Arsenic, mercure et autres protagonistes de la beauté « extrême »
Il n’y a pas que le plomb : l’article du Science Museum cite également comme ingrédients cosmétiques courants l’arsenic, le mercure, l’orpiment (sulfure d’arsenic) et d’autres substances que nous qualifierions aujourd’hui de « toxiques ».
Parmi les ingrédients proposés dans les manuels de beauté des XVIIIe et XIXe siècles, on trouve des substances qui nous feraient frémir aujourd’hui : la chaux vive, par exemple, était recommandée pour certaines crèmes dépilatoires, même si elle pouvait provoquer des brûlures profondes et des lésions cutanées.
L’orpiment, quant à lui, un minéral contenant de l’arsenic, figurait parmi les composants des solutions « miraculeuses » et représentait un risque réel d’empoisonnement.
Ajoutons à cela le mercure, utilisé dans diverses formules pour traiter la peau, les cils ou les sourcils : lui aussi, avec toutes les propriétés esthétiques que l’on voulait lui attribuer, était ignoré en matière de sécurité. Les femmes de la haute société et les mondaines de l’époque, déterminées à poursuivre un idéal de beauté dicté par les canons de l’époque, acceptaient des risques extrêmes, car pour elles, il était plus important d’être « à la mode » que de rester indemnes.
Le regard d’une « belle » au XIXe siècle n’était pas seulement défini par le rouge à lèvres et la poudre : derrière ces yeux admirés se cachait un maquillage bien plus audacieux. On utilisait la plante vénéneuse de la belladone pour obtenir des pupilles dilatées, symbole de séduction, de fragilité élégante et de mystère. Appliquer un collyre ou quelques gouttes d’extrait de belladone signifiait jouer avec la vue, avec le rythme cardiaque, avec la toxicité elle-même. Mais la mode l’emportait sur la prudence : car paraître charmante valait le risque.
Routine de beauté = routine de médecine/« purification »
Au XIXe siècle, les soins de beauté ne se limitaient pas au miroir. Pour de nombreuses femmes, le parcours esthétique passait également par ce que nous appellerions aujourd’hui des traitements médicaux : sirops, pilules, poudres vendus comme des remèdes miracles pour « purifier » le sang et rendre la peau plus claire et plus lumineuse. La frontière entre santé et maquillage était très mince. Les publicités de l’époque promettaient des résultats étonnants après des cycles entiers de plusieurs semaines ou mois, à répéter régulièrement pour conserver cet aspect diaphane tant admiré par la société victorienne.

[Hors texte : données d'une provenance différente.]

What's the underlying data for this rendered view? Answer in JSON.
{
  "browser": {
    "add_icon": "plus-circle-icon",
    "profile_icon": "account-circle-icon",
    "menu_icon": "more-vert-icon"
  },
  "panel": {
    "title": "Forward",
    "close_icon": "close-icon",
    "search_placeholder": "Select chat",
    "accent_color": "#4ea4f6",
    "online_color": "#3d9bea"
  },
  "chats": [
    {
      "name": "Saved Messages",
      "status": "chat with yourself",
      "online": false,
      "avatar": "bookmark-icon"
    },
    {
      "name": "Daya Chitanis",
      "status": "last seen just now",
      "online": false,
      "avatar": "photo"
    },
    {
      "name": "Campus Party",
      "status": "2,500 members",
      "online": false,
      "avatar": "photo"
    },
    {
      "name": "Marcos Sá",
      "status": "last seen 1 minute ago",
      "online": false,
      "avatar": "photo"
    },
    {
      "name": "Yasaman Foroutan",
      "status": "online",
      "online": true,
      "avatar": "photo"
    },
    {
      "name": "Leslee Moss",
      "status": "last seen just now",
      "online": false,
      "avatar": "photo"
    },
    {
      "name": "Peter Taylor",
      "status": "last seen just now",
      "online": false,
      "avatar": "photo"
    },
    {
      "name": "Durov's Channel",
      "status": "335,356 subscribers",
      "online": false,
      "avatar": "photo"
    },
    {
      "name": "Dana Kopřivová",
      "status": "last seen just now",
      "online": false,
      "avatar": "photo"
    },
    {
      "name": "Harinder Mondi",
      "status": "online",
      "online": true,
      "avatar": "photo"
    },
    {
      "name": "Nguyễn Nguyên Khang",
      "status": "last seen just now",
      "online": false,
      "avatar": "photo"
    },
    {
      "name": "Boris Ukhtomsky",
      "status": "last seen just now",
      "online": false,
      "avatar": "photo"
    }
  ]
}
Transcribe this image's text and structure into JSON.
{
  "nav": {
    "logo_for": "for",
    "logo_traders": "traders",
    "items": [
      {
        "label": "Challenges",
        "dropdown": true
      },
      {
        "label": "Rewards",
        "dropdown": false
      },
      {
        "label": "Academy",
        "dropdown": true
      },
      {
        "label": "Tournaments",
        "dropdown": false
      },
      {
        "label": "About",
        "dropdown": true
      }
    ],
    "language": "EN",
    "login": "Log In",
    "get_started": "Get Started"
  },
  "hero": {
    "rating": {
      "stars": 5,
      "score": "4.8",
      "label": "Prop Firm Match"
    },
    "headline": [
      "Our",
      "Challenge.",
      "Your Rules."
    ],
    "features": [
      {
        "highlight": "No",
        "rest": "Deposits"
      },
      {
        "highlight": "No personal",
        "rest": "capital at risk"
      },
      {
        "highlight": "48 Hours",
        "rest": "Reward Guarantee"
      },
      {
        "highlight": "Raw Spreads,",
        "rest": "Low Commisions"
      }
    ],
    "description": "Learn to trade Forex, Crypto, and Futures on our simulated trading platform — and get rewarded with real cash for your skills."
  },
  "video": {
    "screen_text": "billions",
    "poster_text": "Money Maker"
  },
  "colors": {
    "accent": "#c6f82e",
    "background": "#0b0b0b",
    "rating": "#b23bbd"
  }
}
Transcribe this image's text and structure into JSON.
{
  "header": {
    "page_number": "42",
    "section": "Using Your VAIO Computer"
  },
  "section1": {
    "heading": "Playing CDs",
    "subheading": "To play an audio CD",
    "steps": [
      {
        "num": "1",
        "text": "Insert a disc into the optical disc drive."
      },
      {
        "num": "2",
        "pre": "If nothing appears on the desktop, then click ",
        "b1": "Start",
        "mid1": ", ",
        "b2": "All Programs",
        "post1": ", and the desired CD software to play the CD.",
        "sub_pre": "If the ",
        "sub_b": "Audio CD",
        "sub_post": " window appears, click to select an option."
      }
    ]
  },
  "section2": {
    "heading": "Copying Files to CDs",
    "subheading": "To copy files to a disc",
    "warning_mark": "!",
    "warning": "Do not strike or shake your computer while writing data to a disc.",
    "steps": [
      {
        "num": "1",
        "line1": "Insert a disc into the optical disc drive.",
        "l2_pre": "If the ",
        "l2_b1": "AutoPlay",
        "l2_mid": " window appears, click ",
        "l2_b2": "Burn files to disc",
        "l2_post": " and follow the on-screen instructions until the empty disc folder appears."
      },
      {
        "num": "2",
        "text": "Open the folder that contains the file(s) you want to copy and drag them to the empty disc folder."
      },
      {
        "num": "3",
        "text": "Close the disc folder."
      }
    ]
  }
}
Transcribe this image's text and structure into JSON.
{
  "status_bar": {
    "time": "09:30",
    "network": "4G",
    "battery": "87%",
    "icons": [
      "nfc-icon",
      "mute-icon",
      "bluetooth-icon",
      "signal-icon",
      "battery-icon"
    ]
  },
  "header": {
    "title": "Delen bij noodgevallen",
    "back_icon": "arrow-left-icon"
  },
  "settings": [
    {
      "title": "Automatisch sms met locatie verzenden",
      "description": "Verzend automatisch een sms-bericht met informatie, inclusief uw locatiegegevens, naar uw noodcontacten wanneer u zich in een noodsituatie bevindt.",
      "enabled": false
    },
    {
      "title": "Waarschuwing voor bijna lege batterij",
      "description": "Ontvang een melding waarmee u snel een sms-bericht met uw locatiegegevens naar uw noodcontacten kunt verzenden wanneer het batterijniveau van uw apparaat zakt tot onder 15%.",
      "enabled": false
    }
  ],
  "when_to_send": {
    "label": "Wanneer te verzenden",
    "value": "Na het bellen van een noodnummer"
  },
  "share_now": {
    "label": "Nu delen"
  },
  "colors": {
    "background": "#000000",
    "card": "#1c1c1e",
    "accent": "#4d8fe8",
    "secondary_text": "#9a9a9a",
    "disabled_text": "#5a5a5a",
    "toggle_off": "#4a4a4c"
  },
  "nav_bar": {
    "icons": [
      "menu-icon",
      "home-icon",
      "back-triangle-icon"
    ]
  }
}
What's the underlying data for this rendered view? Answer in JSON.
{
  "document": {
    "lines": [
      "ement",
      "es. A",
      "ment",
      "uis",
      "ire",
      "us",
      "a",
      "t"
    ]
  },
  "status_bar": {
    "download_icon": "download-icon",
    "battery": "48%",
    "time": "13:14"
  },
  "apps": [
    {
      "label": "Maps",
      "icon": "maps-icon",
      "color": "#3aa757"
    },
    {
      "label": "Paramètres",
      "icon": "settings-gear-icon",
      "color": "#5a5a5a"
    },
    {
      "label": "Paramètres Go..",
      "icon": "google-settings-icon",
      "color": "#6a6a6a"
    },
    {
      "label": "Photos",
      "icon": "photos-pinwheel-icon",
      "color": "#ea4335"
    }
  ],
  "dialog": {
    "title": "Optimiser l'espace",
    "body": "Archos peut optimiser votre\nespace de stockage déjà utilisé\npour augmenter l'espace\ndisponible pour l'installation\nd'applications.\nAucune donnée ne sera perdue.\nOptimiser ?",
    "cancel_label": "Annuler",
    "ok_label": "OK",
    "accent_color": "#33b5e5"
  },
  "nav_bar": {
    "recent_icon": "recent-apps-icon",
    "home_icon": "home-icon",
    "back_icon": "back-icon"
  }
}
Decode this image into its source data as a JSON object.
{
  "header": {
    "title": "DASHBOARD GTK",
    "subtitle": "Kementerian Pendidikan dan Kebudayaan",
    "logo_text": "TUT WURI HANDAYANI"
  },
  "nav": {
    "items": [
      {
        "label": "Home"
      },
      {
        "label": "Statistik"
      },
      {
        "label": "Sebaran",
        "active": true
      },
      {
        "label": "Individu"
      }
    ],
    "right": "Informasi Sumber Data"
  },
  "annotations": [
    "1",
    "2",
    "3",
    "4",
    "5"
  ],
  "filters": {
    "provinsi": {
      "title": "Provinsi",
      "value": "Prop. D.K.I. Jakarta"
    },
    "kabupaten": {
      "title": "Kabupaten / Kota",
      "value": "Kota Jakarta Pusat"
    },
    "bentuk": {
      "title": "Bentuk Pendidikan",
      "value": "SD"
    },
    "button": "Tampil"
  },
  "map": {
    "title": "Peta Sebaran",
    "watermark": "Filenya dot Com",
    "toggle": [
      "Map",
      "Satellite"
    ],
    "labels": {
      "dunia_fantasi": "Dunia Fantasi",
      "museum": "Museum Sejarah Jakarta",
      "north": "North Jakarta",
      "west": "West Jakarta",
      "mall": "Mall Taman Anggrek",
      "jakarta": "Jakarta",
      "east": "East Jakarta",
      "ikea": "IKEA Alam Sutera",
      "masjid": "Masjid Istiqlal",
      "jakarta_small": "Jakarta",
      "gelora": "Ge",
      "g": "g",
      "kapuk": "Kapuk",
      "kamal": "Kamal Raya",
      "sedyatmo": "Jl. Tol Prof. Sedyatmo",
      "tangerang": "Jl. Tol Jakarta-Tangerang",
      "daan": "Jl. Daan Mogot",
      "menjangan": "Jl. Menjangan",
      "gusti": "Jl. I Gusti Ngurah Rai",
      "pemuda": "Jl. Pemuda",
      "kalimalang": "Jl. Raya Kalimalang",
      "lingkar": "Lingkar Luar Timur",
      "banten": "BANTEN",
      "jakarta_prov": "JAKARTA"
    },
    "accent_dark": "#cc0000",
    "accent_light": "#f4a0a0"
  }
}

On était convaincu que la vraie beauté n’était pas une question d’apparence, mais une conquête intérieure, un équilibre chimique à renouveler saison après saison. En réalité, bon nombre de ces soins contenaient des ingrédients dangereux, susceptibles de compromettre le foie, le système nerveux ou le cœur. Pourtant, l’idée de « soigner » la beauté de l’intérieur semblait si novatrice qu’elle éclipsait tout doute : on y croyait parce que tout était présenté comme de la science moderne. La vanité, déguisée en santé, reléguait au second plan les risques les plus évidents.
En regardant ce passé, le sentiment est clair : la beauté n’a jamais été innocente. Derrière un teint clair et un regard envoûtant se cachaient de réels risques, du poison pur étalé sur la peau au nom de l’apparence. Au XIXe siècle, la société exigeait des femmes impeccables, et ces femmes acceptaient le sacrifice sans sourciller, convaincues que la douleur et la peur étaient le prix à payer pour être considérées comme désirables. On inhalait des substances toxiques, on ingérait des remèdes dangereux, on se fiait à des préparations qui compromettaient la santé à long terme, tout cela pour adhérer au modèle esthétique dominant.
Il est facile de juger avec le recul, mais la vérité est qu’aujourd’hui encore, nous continuons à ignorer les avertissements lorsque la vanité nous appelle. Les modes changent, les produits évoluent, mais l’obsession d’apparaître parfait reste la même. Aujourd’hui comme hier, la beauté peut se transformer en un piège subtil. Le message qui nous vient du XIXe siècle est simple et brutal : lorsque la santé est reléguée au second plan, la beauté cesse d’être un plaisir et devient une menace déguisée en désir.